Yang et al. (2019) showed that MTX exhibits antifungal properties and can synergistically act with azoles, including FCZ, ICZ, and VCZ. This phenomenon may be associated with the affinity for MDR1 transporters, which remove MTX from Candida cells instead of azoles (Yang et al., 2019). This confirms the possibility of cross-resistance between these drugs. Our in vitro studies indicate that such a relationship between both drugs may occur in Candida spp. Unfortunately, the available literature lacks information on the relationship between the frequency of FCZ resistance in fungi and the use of MTX in patients.

By comparing the sensitivity of C. glabrata to FCZ in patients with candidiasis before and after FCZ therapy, Jensen et al. (2016) showed a significant increase in the percentage of resistant isolates. The initial 4.8% isolates increased to 29.4% after 7 days. These authors also observed an increase in the number of resistant isolates belonging to C. dubliniensis and C. parapsilosis, while no increase in the prevalence of resistance was noted in C. albicans (Jensen et al., 2016). In our study, the exposure to MTX caused a rapid increase in resistance to FCZ in the studied strains. After exposure, all the tested strains of C. albicans and M. guilliermondii were resistant to FCZ. Studies on the occurrence of cross-resistance between azoles used as fungicides in agriculture and those used as medicines in humans may also reveal interesting information about this phenomenon. The use of tetraconazole in agriculture has been shown to result in the acquisition of FCZ resistance in C. parapsilosis (Rocha et al., 2016).

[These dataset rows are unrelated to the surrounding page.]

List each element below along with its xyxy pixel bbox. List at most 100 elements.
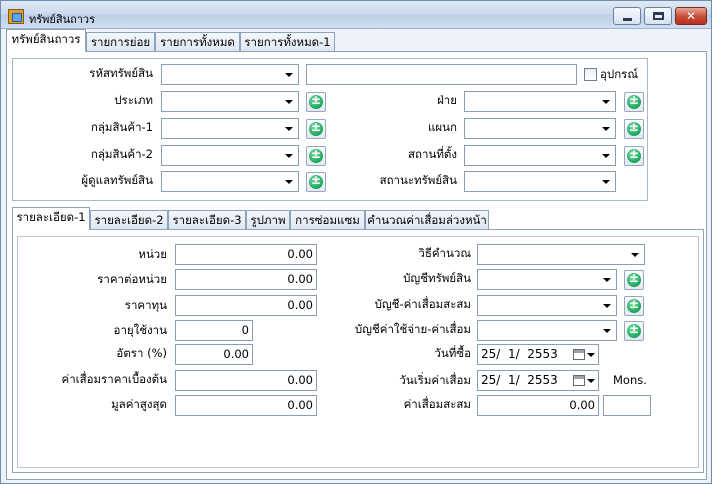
division-combo[interactable]	[464, 91, 616, 112]
unit-input[interactable]: 0.00	[175, 244, 317, 265]
chevron-down-icon	[285, 154, 293, 158]
equipment-label: อุปกรณ์	[600, 67, 639, 81]
unit-label: หน่วย	[138, 247, 167, 261]
department-label: แผนก	[428, 120, 457, 134]
add-dep-expense-account-button[interactable]	[624, 321, 644, 341]
add-accum-dep-account-button[interactable]	[624, 296, 644, 316]
add-icon	[309, 120, 323, 136]
accum-dep-input[interactable]: 0.00	[477, 395, 599, 416]
owner-label: ผู้ดูแลทรัพย์สิน	[81, 173, 153, 187]
add-icon	[627, 147, 641, 163]
dep-start-date-label: วันเริ่มค่าเสื่อม	[399, 373, 471, 387]
asset-window: ทรัพย์สินถาวร ✕ ทรัพย์สินถาวร รายการย่อย…	[0, 0, 712, 484]
add-icon	[309, 173, 323, 189]
calendar-icon	[573, 349, 585, 360]
chevron-down-icon	[602, 127, 610, 131]
group2-label: กลุ่มสินค้า-2	[90, 147, 153, 161]
maximize-icon	[653, 12, 664, 20]
group1-combo[interactable]	[161, 118, 299, 139]
accum-dep-label: ค่าเสื่อมสะสม	[403, 397, 471, 411]
unit-price-input[interactable]: 0.00	[175, 269, 317, 290]
minimize-icon	[623, 18, 632, 21]
purchase-date-value: 25/ 1/ 2553	[481, 347, 558, 361]
initial-dep-input[interactable]: 0.00	[175, 370, 317, 391]
chevron-down-icon	[285, 180, 293, 184]
add-icon	[627, 297, 641, 313]
owner-combo[interactable]	[161, 171, 299, 192]
equipment-checkbox[interactable]	[584, 68, 597, 81]
title-bar: ทรัพย์สินถาวร ✕	[1, 1, 711, 29]
accum-dep-account-label: บัญชี-ค่าเสื่อมสะสม	[374, 297, 471, 311]
dep-start-date-value: 25/ 1/ 2553	[481, 373, 558, 387]
asset-account-label: บัญชีทรัพย์สิน	[403, 271, 471, 285]
status-combo[interactable]	[464, 171, 616, 192]
minimize-button[interactable]	[613, 7, 641, 25]
purchase-date-picker[interactable]: 25/ 1/ 2553	[477, 344, 599, 365]
chevron-down-icon	[285, 73, 293, 77]
location-combo[interactable]	[464, 145, 616, 166]
tab-picture[interactable]: รูปภาพ	[246, 210, 290, 230]
calc-method-combo[interactable]	[477, 244, 645, 265]
chevron-down-icon	[603, 329, 611, 333]
add-department-button[interactable]	[624, 119, 644, 139]
mons-input[interactable]	[603, 395, 651, 416]
purchase-date-label: วันที่ซื้อ	[434, 346, 471, 360]
tab-all-items-1[interactable]: รายการทั้งหมด-1	[240, 32, 335, 52]
chevron-down-icon	[602, 154, 610, 158]
accum-dep-account-combo[interactable]	[477, 295, 617, 316]
tab-detail-3[interactable]: รายละเอียด-3	[168, 210, 246, 230]
max-value-input[interactable]: 0.00	[175, 395, 317, 416]
department-combo[interactable]	[464, 118, 616, 139]
add-icon	[309, 93, 323, 109]
life-input[interactable]: 0	[175, 320, 253, 341]
dep-expense-account-combo[interactable]	[477, 320, 617, 341]
status-label: สถานะทรัพย์สิน	[379, 173, 457, 187]
app-icon	[8, 9, 24, 24]
type-combo[interactable]	[161, 91, 299, 112]
asset-code-combo[interactable]	[161, 64, 299, 85]
tab-detail-2[interactable]: รายละเอียด-2	[90, 210, 168, 230]
close-icon: ✕	[685, 9, 697, 23]
tab-repair[interactable]: การซ่อมแซม	[290, 210, 365, 230]
chevron-down-icon	[603, 278, 611, 282]
rate-input[interactable]: 0.00	[175, 344, 253, 365]
chevron-down-icon	[602, 100, 610, 104]
tab-all-items[interactable]: รายการทั้งหมด	[155, 32, 240, 52]
dep-expense-account-label: บัญชีค่าใช้จ่าย-ค่าเสื่อม	[354, 322, 471, 336]
chevron-down-icon	[603, 304, 611, 308]
tab-detail-1[interactable]: รายละเอียด-1	[12, 207, 90, 230]
unit-price-label: ราคาต่อหน่วย	[97, 272, 167, 286]
calendar-icon	[573, 375, 585, 386]
tab-fixed-asset[interactable]: ทรัพย์สินถาวร	[6, 29, 86, 52]
add-type-button[interactable]	[306, 92, 326, 112]
asset-name-input[interactable]	[306, 64, 577, 85]
add-group1-button[interactable]	[306, 119, 326, 139]
dep-start-date-picker[interactable]: 25/ 1/ 2553	[477, 370, 599, 391]
cost-input[interactable]: 0.00	[175, 295, 317, 316]
division-label: ฝ่าย	[437, 93, 457, 107]
asset-account-combo[interactable]	[477, 269, 617, 290]
chevron-down-icon	[587, 353, 595, 357]
asset-code-label: รหัสทรัพย์สิน	[89, 66, 153, 80]
add-group2-button[interactable]	[306, 146, 326, 166]
tab-sub-items[interactable]: รายการย่อย	[86, 32, 155, 52]
add-icon	[627, 93, 641, 109]
group2-combo[interactable]	[161, 145, 299, 166]
chevron-down-icon	[631, 253, 639, 257]
cost-label: ราคาทุน	[124, 298, 167, 312]
chevron-down-icon	[285, 100, 293, 104]
add-icon	[309, 147, 323, 163]
add-division-button[interactable]	[624, 92, 644, 112]
type-label: ประเภท	[114, 93, 153, 107]
add-location-button[interactable]	[624, 146, 644, 166]
location-label: สถานที่ตั้ง	[408, 147, 457, 161]
maximize-button[interactable]	[644, 7, 672, 25]
tab-depreciation-forecast[interactable]: คำนวณค่าเสื่อมล่วงหน้า	[365, 210, 489, 230]
max-value-label: มูลค่าสูงสุด	[111, 397, 167, 411]
close-button[interactable]: ✕	[675, 7, 707, 25]
rate-label: อัตรา (%)	[116, 346, 167, 360]
add-owner-button[interactable]	[306, 172, 326, 192]
group1-label: กลุ่มสินค้า-1	[90, 120, 153, 134]
add-asset-account-button[interactable]	[624, 270, 644, 290]
window-title: ทรัพย์สินถาวร	[29, 13, 96, 26]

The gene CaMDR1 is responsible for the cross-resistance between FCZ and MTX in C. albicans strains, whereas other species of Candida genus have homologous genes encoding membrane transporters (for example, CpMDR1 in C. parapsilosis) whose overexpression may also be associated with resistance to FCZ (Arastehfar et al., 2020; Ben-Yaacov et al., 1994; Kohli et al., 2001). In addition, azole resistance in Candida species has been associated with overexpression or mutations of ERG11 or CDR1 (Arastehfar et al., 2020; de Oliveira Santos et al., 2018). Further studies investigating the molecular mechanism of cross-resistance between azoles and MTX showed that these genes and their expression products (proteins) should be taken into consideration. Aside from MDR1, other transport systems such as multidrug resistance-associated proteins (MRP1–5) and breast cancer resistance proteins (BCRP or ABCG2) have also been shown to be involved in the efflux of MTX from cancer cells (Hagner & Joerger, 2010; Wielinga et al., 2005). For this reason, the interaction between azoles and cancer cells should be assessed to detect their azole-induced resistance to MTX chemotherapy.

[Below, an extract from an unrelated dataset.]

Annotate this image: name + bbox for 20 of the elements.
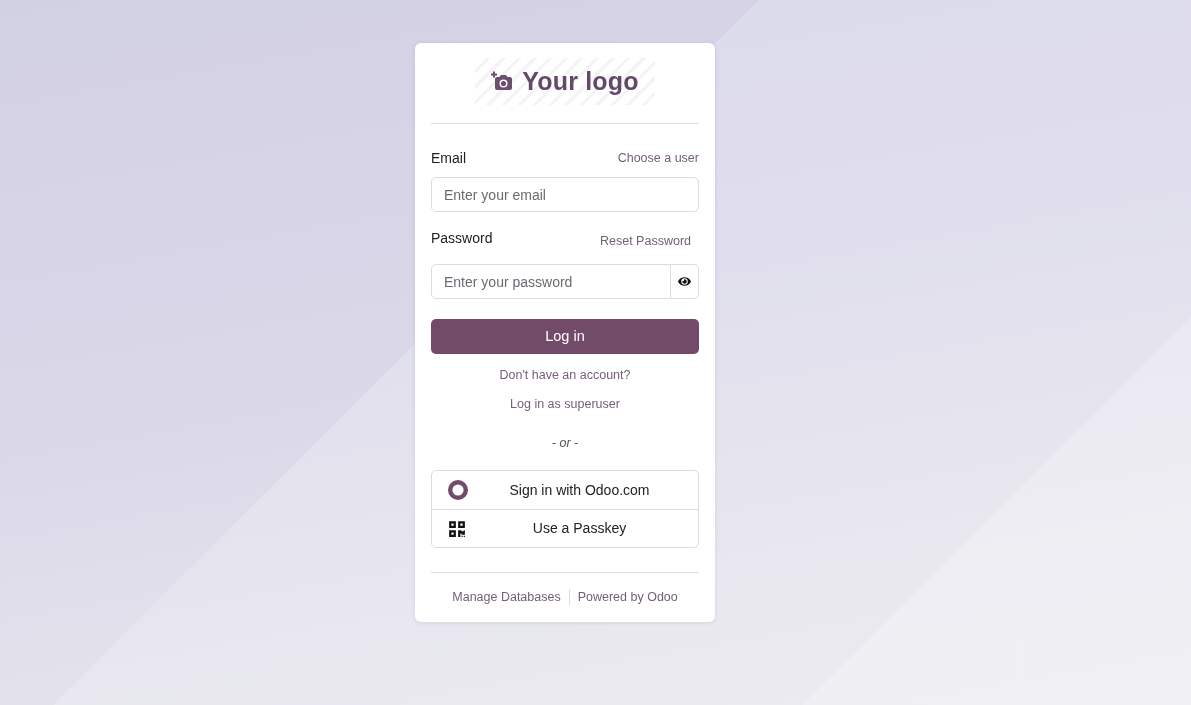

Appropriate antifungal agent selection and avoiding FCZ may result in an increase in the effectiveness of antifungal empiric therapy and mycosis treatment. In particular, patients with comorbidities who have been previously exposed to antifolates have high probability of cross-resistance to azoles. The prediction of possible drug resistance profiles and selection of a more suitable agent may be crucial for the survival of patients with sepsis of fungal origin (Sipsas & Kontoyiannis, 2012). More targeted therapy would reduce the speed of MDR (Holmes et al., 2016).

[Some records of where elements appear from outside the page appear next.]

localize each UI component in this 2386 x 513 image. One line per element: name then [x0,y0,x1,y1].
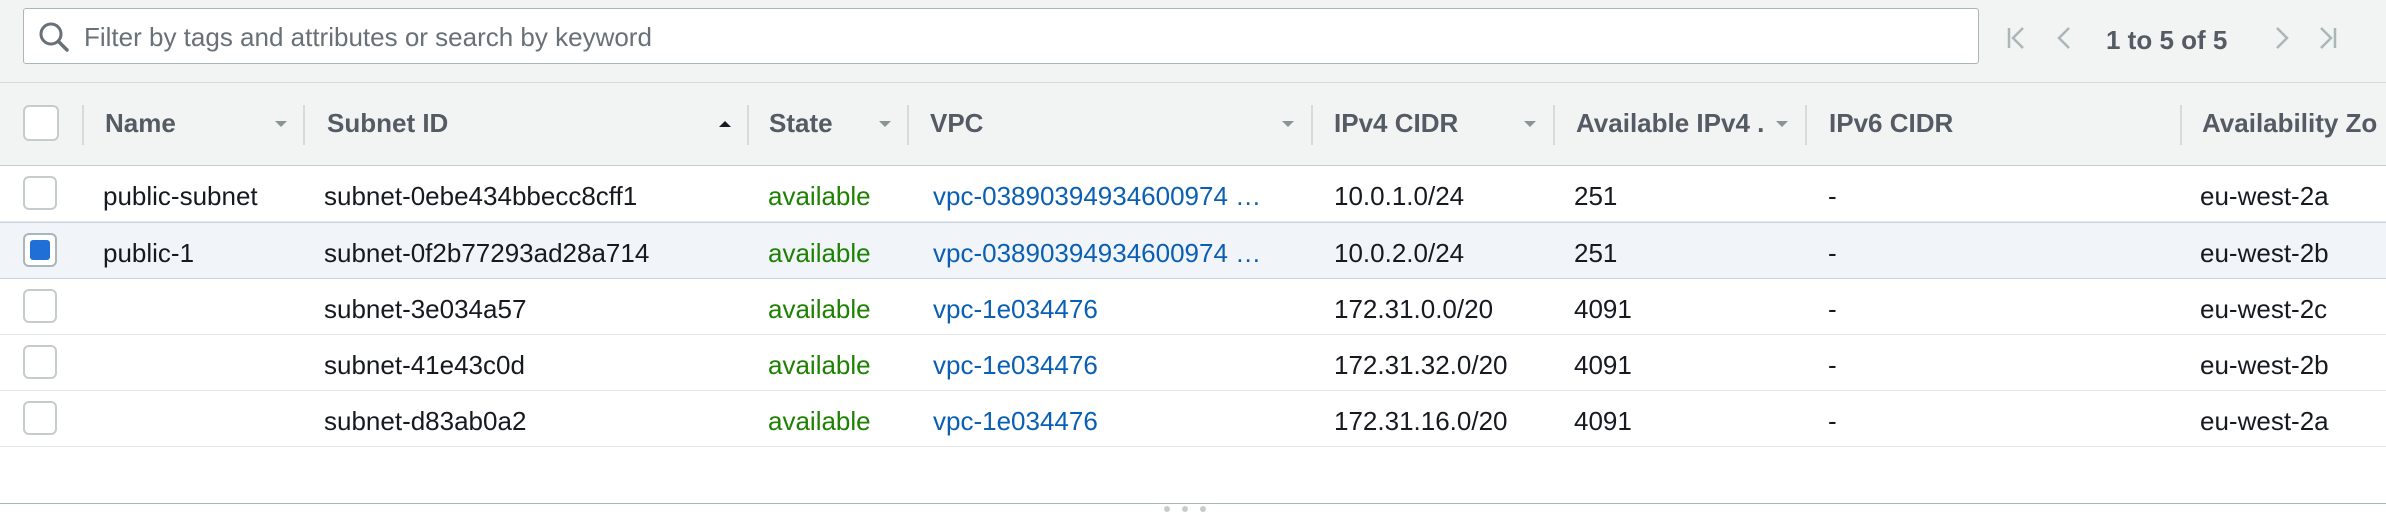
cell-ipv4-cidr: 172.31.32.0/20 [1334,350,1508,380]
cell-ipv6-cidr: - [1828,294,1837,324]
column-header-state[interactable]: State [769,83,909,165]
filter-toolbar: 1 to 5 of 5 [0,0,2386,83]
column-header-label: IPv6 CIDR [1829,108,1954,138]
cell-available-ipv4: 251 [1574,181,1618,211]
cell-state: available [768,350,871,380]
sort-caret-up-icon[interactable] [717,116,733,132]
cell-ipv4-cidr: 172.31.0.0/20 [1334,294,1494,324]
column-divider [907,105,909,145]
column-header-label: Name [105,108,176,138]
cell-ipv6-cidr: - [1828,406,1837,436]
cell-available-ipv4: 4091 [1574,350,1632,380]
column-header-label: Subnet ID [327,108,449,138]
column-header-label: State [769,108,833,138]
column-divider [82,105,84,145]
cell-subnet-id: subnet-0f2b77293ad28a714 [324,238,650,268]
table-row[interactable]: subnet-3e034a57 available vpc-1e034476 1… [0,279,2386,335]
filter-search-box[interactable] [23,8,1979,65]
column-header-label: Available IPv4 . [1576,108,1765,138]
sort-caret-down-icon[interactable] [1280,116,1296,132]
table-row-selected[interactable]: public-1 subnet-0f2b77293ad28a714 availa… [0,222,2386,279]
last-page-button[interactable] [2310,12,2344,64]
column-divider [1311,105,1313,145]
column-divider [1553,105,1555,145]
column-header-label: Availability Zo [2202,108,2378,138]
table-row[interactable]: subnet-41e43c0d available vpc-1e034476 1… [0,335,2386,391]
column-header-label: IPv4 CIDR [1334,108,1459,138]
row-checkbox-checked[interactable] [23,233,57,267]
cell-name: public-subnet [103,181,258,211]
cell-subnet-id: subnet-3e034a57 [324,294,527,324]
row-checkbox[interactable] [23,176,57,210]
cell-name: public-1 [103,238,195,268]
cell-vpc-link[interactable]: vpc-03890394934600974 … [933,181,1261,212]
previous-page-button[interactable] [2048,12,2082,64]
sort-caret-down-icon[interactable] [273,116,289,132]
cell-vpc-link[interactable]: vpc-1e034476 [933,350,1098,381]
resize-handle-icon[interactable] [1164,506,1224,512]
table-row[interactable]: public-subnet subnet-0ebe434bbecc8cff1 a… [0,166,2386,222]
cell-ipv6-cidr: - [1828,350,1837,380]
next-page-button[interactable] [2264,12,2298,64]
cell-ipv6-cidr: - [1828,181,1837,211]
cell-availability-zone: eu-west-2a [2200,406,2329,436]
column-divider [2180,105,2182,145]
cell-ipv4-cidr: 10.0.2.0/24 [1334,238,1465,268]
column-header-ipv6-cidr[interactable]: IPv6 CIDR [1829,83,2169,165]
sort-caret-down-icon[interactable] [1774,116,1790,132]
sort-caret-down-icon[interactable] [1522,116,1538,132]
table-row[interactable]: subnet-d83ab0a2 available vpc-1e034476 1… [0,391,2386,447]
cell-ipv4-cidr: 172.31.16.0/20 [1334,406,1508,436]
cell-availability-zone: eu-west-2c [2200,294,2328,324]
column-header-label: VPC [930,108,984,138]
cell-available-ipv4: 251 [1574,238,1618,268]
search-icon [39,22,69,52]
cell-availability-zone: eu-west-2b [2200,350,2329,380]
cell-vpc-link[interactable]: vpc-1e034476 [933,406,1098,437]
cell-state: available [768,406,871,436]
cell-state: available [768,181,871,211]
cell-subnet-id: subnet-d83ab0a2 [324,406,527,436]
column-header-availability-zone[interactable]: Availability Zo [2202,83,2386,165]
column-header-name[interactable]: Name [105,83,305,165]
cell-available-ipv4: 4091 [1574,406,1632,436]
cell-ipv4-cidr: 10.0.1.0/24 [1334,181,1465,211]
cell-subnet-id: subnet-41e43c0d [324,350,525,380]
cell-availability-zone: eu-west-2b [2200,238,2329,268]
next-page-icon [2276,27,2289,49]
previous-page-icon [2057,27,2070,49]
cell-available-ipv4: 4091 [1574,294,1632,324]
cell-ipv6-cidr: - [1828,238,1837,268]
select-all-checkbox[interactable] [23,105,59,141]
column-divider [747,105,749,145]
cell-vpc-link[interactable]: vpc-03890394934600974 … [933,238,1261,269]
cell-state: available [768,238,871,268]
column-header-ipv4-cidr[interactable]: IPv4 CIDR [1334,83,1554,165]
last-page-icon [2320,27,2337,49]
column-header-vpc[interactable]: VPC [930,83,1310,165]
first-page-icon [2007,27,2024,49]
first-page-button[interactable] [2000,12,2034,64]
row-checkbox[interactable] [23,345,57,379]
column-divider [1805,105,1807,145]
filter-search-input[interactable] [82,9,1966,65]
cell-availability-zone: eu-west-2a [2200,181,2329,211]
row-checkbox[interactable] [23,289,57,323]
column-header-subnet-id[interactable]: Subnet ID [327,83,747,165]
column-divider [303,105,305,145]
sort-caret-down-icon[interactable] [877,116,893,132]
pagination-range: 1 to 5 of 5 [2106,25,2228,55]
cell-state: available [768,294,871,324]
cell-vpc-link[interactable]: vpc-1e034476 [933,294,1098,325]
cell-subnet-id: subnet-0ebe434bbecc8cff1 [324,181,638,211]
row-checkbox[interactable] [23,401,57,435]
table-header: Name Subnet ID State VPC IPv4 CIDR Avail… [0,83,2386,166]
column-header-available-ipv4[interactable]: Available IPv4 . [1576,83,1806,165]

Although FCZ continuous to be a first-line treatment for candidiasis, the ESCMID and IDSA guidelines suggest echinocandins for unstable patients and infections caused by C. glabrata, which is an azole-resistant strain (Matthaiou et al., 2015). Further, IDSA guidelines do not recommend FCZ as first-line treatment for patients recently exposed to FCZ (Delaloye & Calandra, 2014; Matthaiou et al., 2015). In the context of the cross-resistance phenomenon observed in our study, recent treatment with MTX can also serve as an indication for the use of echinocandins as the first-line treatment for sepsis. However, other aspects such as drug interactions and contraindications for echinocandins should also be considered (Yeoh et al., 2018). Empiric therapy with azoles for fungemia caused by Candida spp. should be chosen according to the fungal species and the patient’s medical history. This may help achieve a higher possibility of successful treatment.